I am really pleased that we took a step back to look at alternatives that are more efficient and that we found an elegant solution that does not rely on local Gaussian representations.

— Renato Zanetti

This limitation is precisely what Zanetti and Popov set out to overcome with their research, exploring the use of non-Gaussian kernels — in particular, the Epanechnikov kernel — to improve the performance of ensemble filters in high-dimensional systems. "The topic I care about are extremely high-dimensional," Popov elaborates. "People like Renato Zanetti, in aerospace engineering, care about applications for tracking space objects like satellites, navigation onboard a spacecraft, and for its usefulness in guidance. Particle filters for this type of application rarely even dream of approaching the state of the art. And yet, that is the dream that many like me chase." In addition to being an aerospace professor, Zanetti is also a core faculty member at the Oden Institute.

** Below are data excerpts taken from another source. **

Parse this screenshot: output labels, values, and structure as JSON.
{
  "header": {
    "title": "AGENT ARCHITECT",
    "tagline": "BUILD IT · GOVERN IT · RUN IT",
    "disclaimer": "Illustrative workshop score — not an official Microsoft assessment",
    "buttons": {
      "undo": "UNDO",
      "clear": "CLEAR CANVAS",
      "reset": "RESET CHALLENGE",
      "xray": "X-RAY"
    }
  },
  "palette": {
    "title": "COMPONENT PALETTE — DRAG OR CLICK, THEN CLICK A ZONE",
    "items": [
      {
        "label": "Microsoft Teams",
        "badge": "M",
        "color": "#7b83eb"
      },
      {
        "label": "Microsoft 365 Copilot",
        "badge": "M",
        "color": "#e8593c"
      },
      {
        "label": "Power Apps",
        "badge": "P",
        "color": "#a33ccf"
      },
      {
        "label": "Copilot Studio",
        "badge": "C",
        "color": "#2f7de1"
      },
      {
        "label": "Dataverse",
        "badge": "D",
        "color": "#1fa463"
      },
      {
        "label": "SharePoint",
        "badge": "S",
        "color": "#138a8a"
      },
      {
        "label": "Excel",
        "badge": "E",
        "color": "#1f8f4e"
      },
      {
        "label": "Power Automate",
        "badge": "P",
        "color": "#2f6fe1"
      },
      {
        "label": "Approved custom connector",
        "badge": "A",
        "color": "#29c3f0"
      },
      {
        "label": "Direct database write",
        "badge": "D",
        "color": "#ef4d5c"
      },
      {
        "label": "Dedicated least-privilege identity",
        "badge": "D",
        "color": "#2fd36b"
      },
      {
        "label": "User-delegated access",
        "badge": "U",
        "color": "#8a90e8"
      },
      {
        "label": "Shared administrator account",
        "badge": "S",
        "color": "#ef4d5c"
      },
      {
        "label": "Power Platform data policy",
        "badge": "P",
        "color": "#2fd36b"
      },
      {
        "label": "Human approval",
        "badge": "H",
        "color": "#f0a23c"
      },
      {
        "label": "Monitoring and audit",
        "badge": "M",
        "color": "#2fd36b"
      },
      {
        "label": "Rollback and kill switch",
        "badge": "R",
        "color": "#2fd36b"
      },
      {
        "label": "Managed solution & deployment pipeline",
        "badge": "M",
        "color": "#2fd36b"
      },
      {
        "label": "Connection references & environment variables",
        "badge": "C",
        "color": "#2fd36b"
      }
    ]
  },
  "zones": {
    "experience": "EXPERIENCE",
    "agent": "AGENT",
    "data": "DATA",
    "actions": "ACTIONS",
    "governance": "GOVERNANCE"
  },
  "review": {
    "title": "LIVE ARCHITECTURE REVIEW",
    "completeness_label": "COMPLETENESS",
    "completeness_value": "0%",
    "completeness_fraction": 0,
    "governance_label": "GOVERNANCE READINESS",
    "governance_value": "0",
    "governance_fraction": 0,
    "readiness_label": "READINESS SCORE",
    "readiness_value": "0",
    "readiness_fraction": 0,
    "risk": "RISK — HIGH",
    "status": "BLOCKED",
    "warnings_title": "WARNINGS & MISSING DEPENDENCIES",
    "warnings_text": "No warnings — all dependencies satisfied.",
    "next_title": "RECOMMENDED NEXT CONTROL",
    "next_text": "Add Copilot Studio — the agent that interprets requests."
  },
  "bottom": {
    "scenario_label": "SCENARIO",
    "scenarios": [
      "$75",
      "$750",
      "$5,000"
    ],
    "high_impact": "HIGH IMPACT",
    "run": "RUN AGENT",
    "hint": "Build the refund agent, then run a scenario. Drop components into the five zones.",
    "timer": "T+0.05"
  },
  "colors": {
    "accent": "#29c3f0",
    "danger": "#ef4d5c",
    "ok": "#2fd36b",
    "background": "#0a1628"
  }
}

The pair’s Ensemble Gaussian Mixture Filter (EnGMF) uses a fraction of the computational resources required by traditional methods to achieve similar accuracy, offering new hope for scaling up particle filters to tackle these large, complex problems. 

Looking ahead, Zanetti and Popov aim to prove that their newly proposed method, the Ensemble Epanechnikov Mixture Filter (EnEMF), intersects to exact Bayesian inference in distribution, while also providing more robust results for high-dimensional filtering. 

Zanetti shared his thoughts on their research direction: “The Gaussian assumption is so convenient that became almost ubiquitous, even when working with non-Gaussian distributions we often end up representing them as a sum of Gaussians. I am pleased that we took a step back to look at alternatives that are more efficient and that we found an elegant solution that does not rely on local Gaussian representations.”

Popov believes their research could open the door to new applications that were previously thought impossible."We might be able to spend spacecraft into orbits where they are even more seldom detected than before, while still maintaining an excellent grasp as to our uncertainty about their location."

 This breakthrough could enhance not just space exploration, but also improve the precision of geoscience applications like climate modeling, where accurate data assimilation is critical.

With this award-winning paper, Zanetti and Popov have pushed the boundaries of what is possible in state estimation and particle filtering. Their research serves as hope for further exploration in non-Gaussian filtering techniques, shaping the future of many high-dimensional systems, from the skies above us to the weather systems that surround us. 

The Jean-Pierre Le Cadre Best Paper Award celebrates groundbreaking contributions to the advancement of technologies that are essential in systems where senior data must be integrated for tasks like navigation, tracking, and control. Zanetti and Popov’s paper took first place among three winners honored by ISIF.